Originally appeared in : Concrete Playground 

Film Review – The Look of Love (2013)

One of the UK’s most versatile and interesting directors, Michael Winterbottom, is a hard man to pigeonhole. Teaming again with Steve Coogan, whom he collaborated with on 24 Hour Party Peopleand the wonderful The Trip, his latest is a biopic of Paul Raymond, the controversial figure who became the ‘King of Soho’, pulling crowds with risque theatre at his nightclub and successfully branching out into the world of magazines with his bestselling lad’s mag, Men Only.

The action opens with a shaken Raymond (Coogan) pondering tragic events involving his daughter and driving around the district of London he rules with a small child, pointing out the business he owns, markers not just of his great wealth but also his striving for respectability. His rise was marked by his audacity and knack for turning setbacks to his advantage — when a newspaper condemns one of his theatrical productions for including “arbitrary displays of naked flesh”, he slaps the quote on the promotional poster as a selling point.

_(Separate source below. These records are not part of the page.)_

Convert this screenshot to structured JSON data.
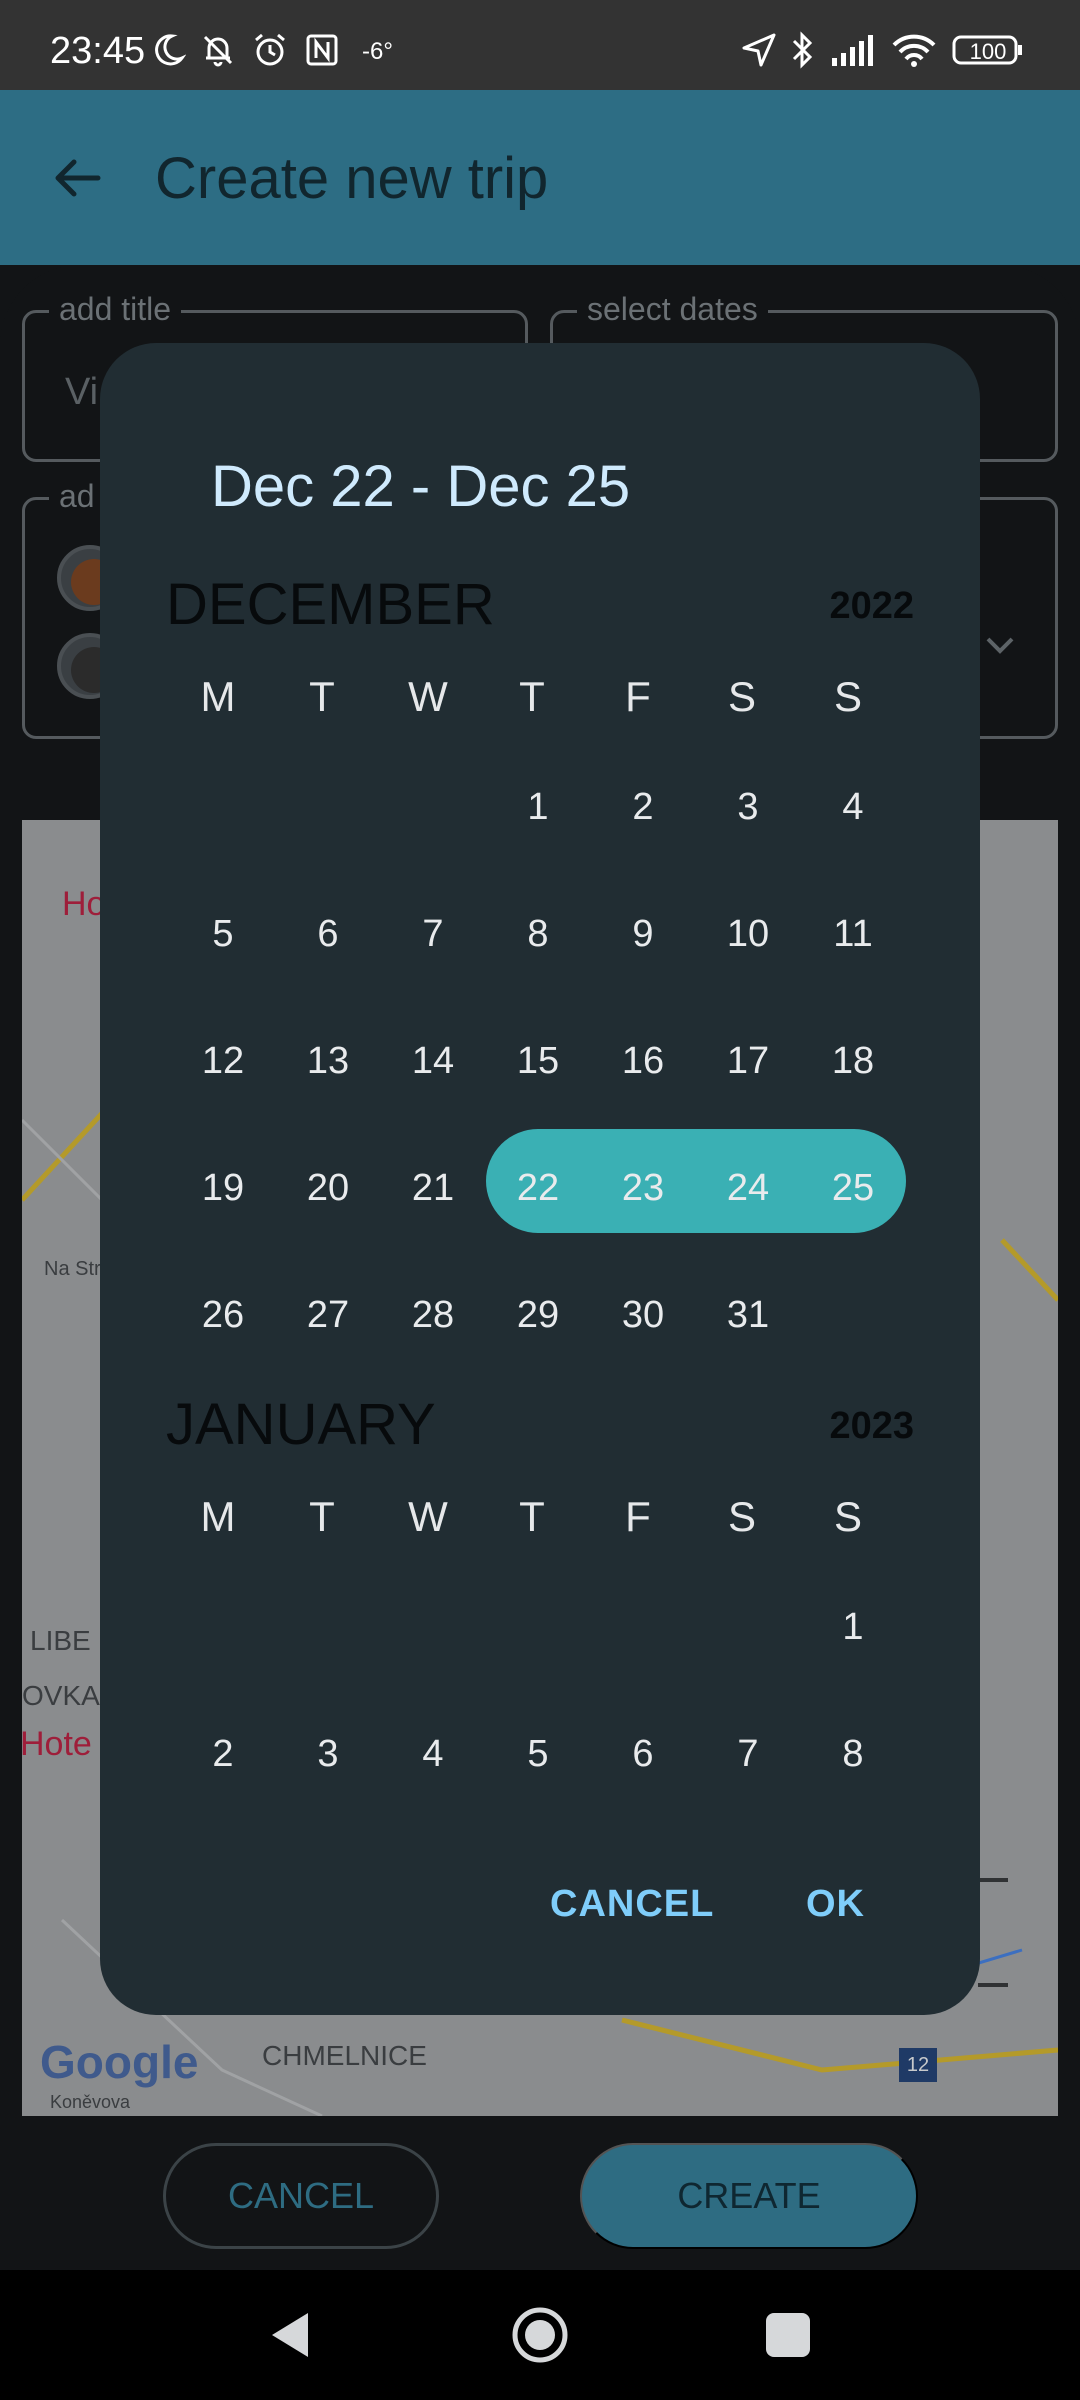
{
  "status_bar": {
    "time": "23:45",
    "temperature": "-6°",
    "battery": "100"
  },
  "header": {
    "title": "Create new trip"
  },
  "form": {
    "title_legend": "add title",
    "title_value": "Vi",
    "dates_legend": "select dates",
    "members_legend": "ad"
  },
  "map": {
    "labels": [
      "Ho",
      "Na Str",
      "LIBE",
      "OVKA",
      "Hote",
      "CHMELNICE",
      "Koněvova"
    ],
    "google": "Google",
    "badge": "12"
  },
  "dialog": {
    "range_title": "Dec 22 - Dec 25",
    "weekdays": [
      "M",
      "T",
      "W",
      "T",
      "F",
      "S",
      "S"
    ],
    "months": [
      {
        "name": "DECEMBER",
        "year": "2022",
        "weeks": [
          [
            "",
            "",
            "",
            "1",
            "2",
            "3",
            "4"
          ],
          [
            "5",
            "6",
            "7",
            "8",
            "9",
            "10",
            "11"
          ],
          [
            "12",
            "13",
            "14",
            "15",
            "16",
            "17",
            "18"
          ],
          [
            "19",
            "20",
            "21",
            "22",
            "23",
            "24",
            "25"
          ],
          [
            "26",
            "27",
            "28",
            "29",
            "30",
            "31",
            ""
          ]
        ]
      },
      {
        "name": "JANUARY",
        "year": "2023",
        "weeks": [
          [
            "",
            "",
            "",
            "",
            "",
            "",
            "1"
          ],
          [
            "2",
            "3",
            "4",
            "5",
            "6",
            "7",
            "8"
          ]
        ]
      }
    ],
    "cancel_label": "CANCEL",
    "ok_label": "OK",
    "selected_color": "#3ab0b4"
  },
  "footer": {
    "cancel_label": "CANCEL",
    "create_label": "CREATE"
  },
  "colors": {
    "header_bg": "#2d6d84",
    "dialog_bg": "#212d33",
    "accent_text": "#7fcdfa"
  }
}
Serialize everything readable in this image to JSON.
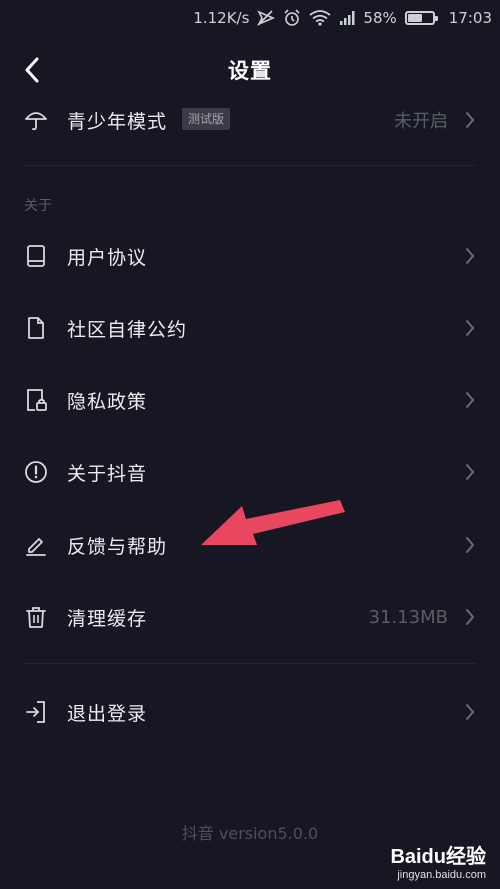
{
  "status_bar": {
    "network_speed": "1.12K/s",
    "battery_percent": "58%",
    "battery_level": 0.58,
    "time": "17:03",
    "icons": [
      "mute-icon",
      "alarm-icon",
      "wifi-icon",
      "signal-icon",
      "battery-icon"
    ]
  },
  "nav": {
    "title": "设置",
    "back_icon": "back-arrow-icon"
  },
  "youth_mode": {
    "label": "青少年模式",
    "badge": "测试版",
    "value": "未开启",
    "icon": "umbrella-icon"
  },
  "about_section": {
    "header": "关于",
    "items": [
      {
        "label": "用户协议",
        "icon": "book-icon"
      },
      {
        "label": "社区自律公约",
        "icon": "document-icon"
      },
      {
        "label": "隐私政策",
        "icon": "privacy-lock-icon"
      },
      {
        "label": "关于抖音",
        "icon": "info-circle-icon"
      },
      {
        "label": "反馈与帮助",
        "icon": "edit-pen-icon"
      },
      {
        "label": "清理缓存",
        "icon": "trash-icon",
        "value": "31.13MB"
      }
    ]
  },
  "logout": {
    "label": "退出登录",
    "icon": "logout-icon"
  },
  "footer": {
    "version": "抖音 version5.0.0"
  },
  "watermark": {
    "line1": "Baidu经验",
    "line2": "jingyan.baidu.com"
  },
  "colors": {
    "background": "#161722",
    "arrow": "#e8475f",
    "muted": "#5b5c66"
  }
}
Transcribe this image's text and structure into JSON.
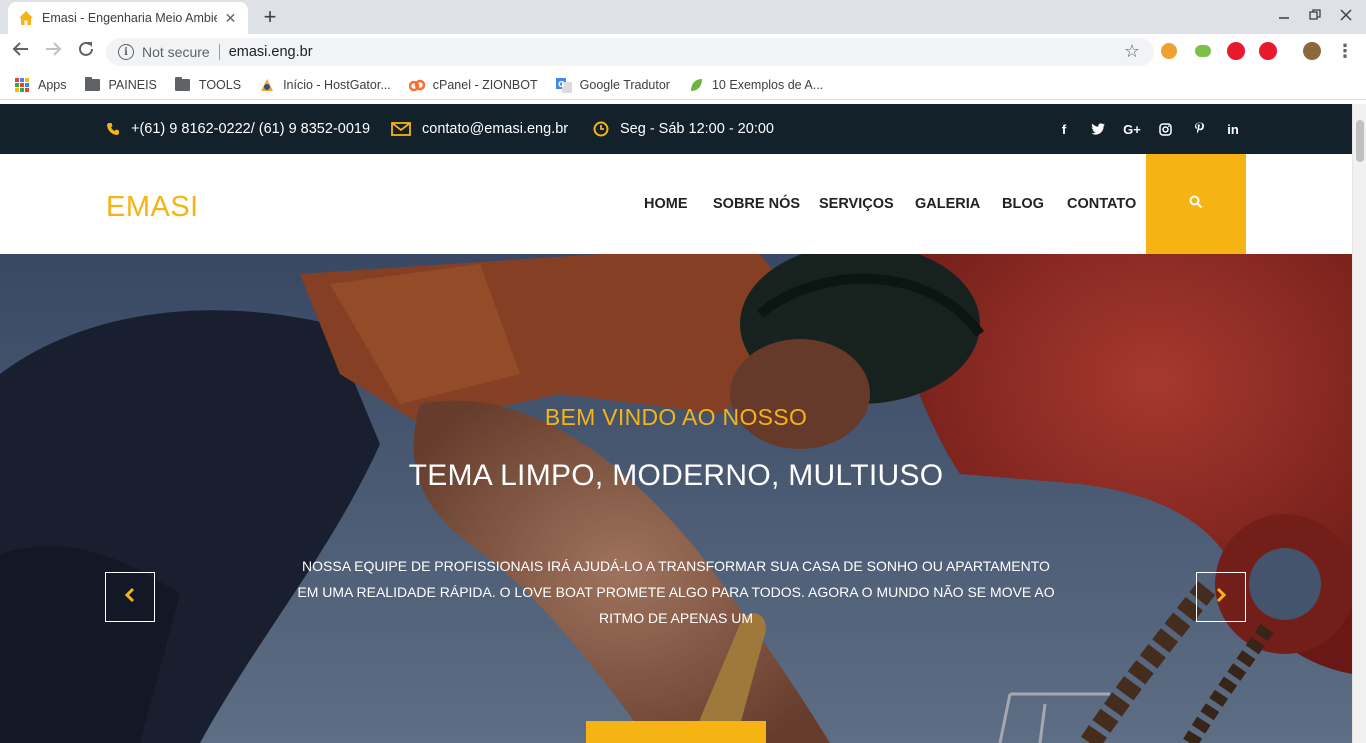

After leaving his family for his mistress, Richmond finds himself on the wrong end of an expensive divorce settlement (“I think you’ll find it’s the most expensive divorce settlement in UK history” he corrects reporters), but remains focused on empire building. Along the way he reconnects with his daughter Debbie (an excellent Imogen Poots), whose ambitions of stardom are not accommodated by the public and whose frail confidence is boosted by lashings of champagne and cocaine.

Moving from the swinging sixties to the darker onset of disco, Raymond continues to show an unerring sense for what the public want and gleefully pushes the boundaries with his magazines and live shows. He intuited what the public wanted was a taste of his hedonistic, womanising lifestyle. Yet behind the glamorous facade, there was a melancholy underside to his life, with Raymond’s inability to let go of his humble beginnings and his unusual relationship with his daughter forming the wounded heart of this impressive biopic.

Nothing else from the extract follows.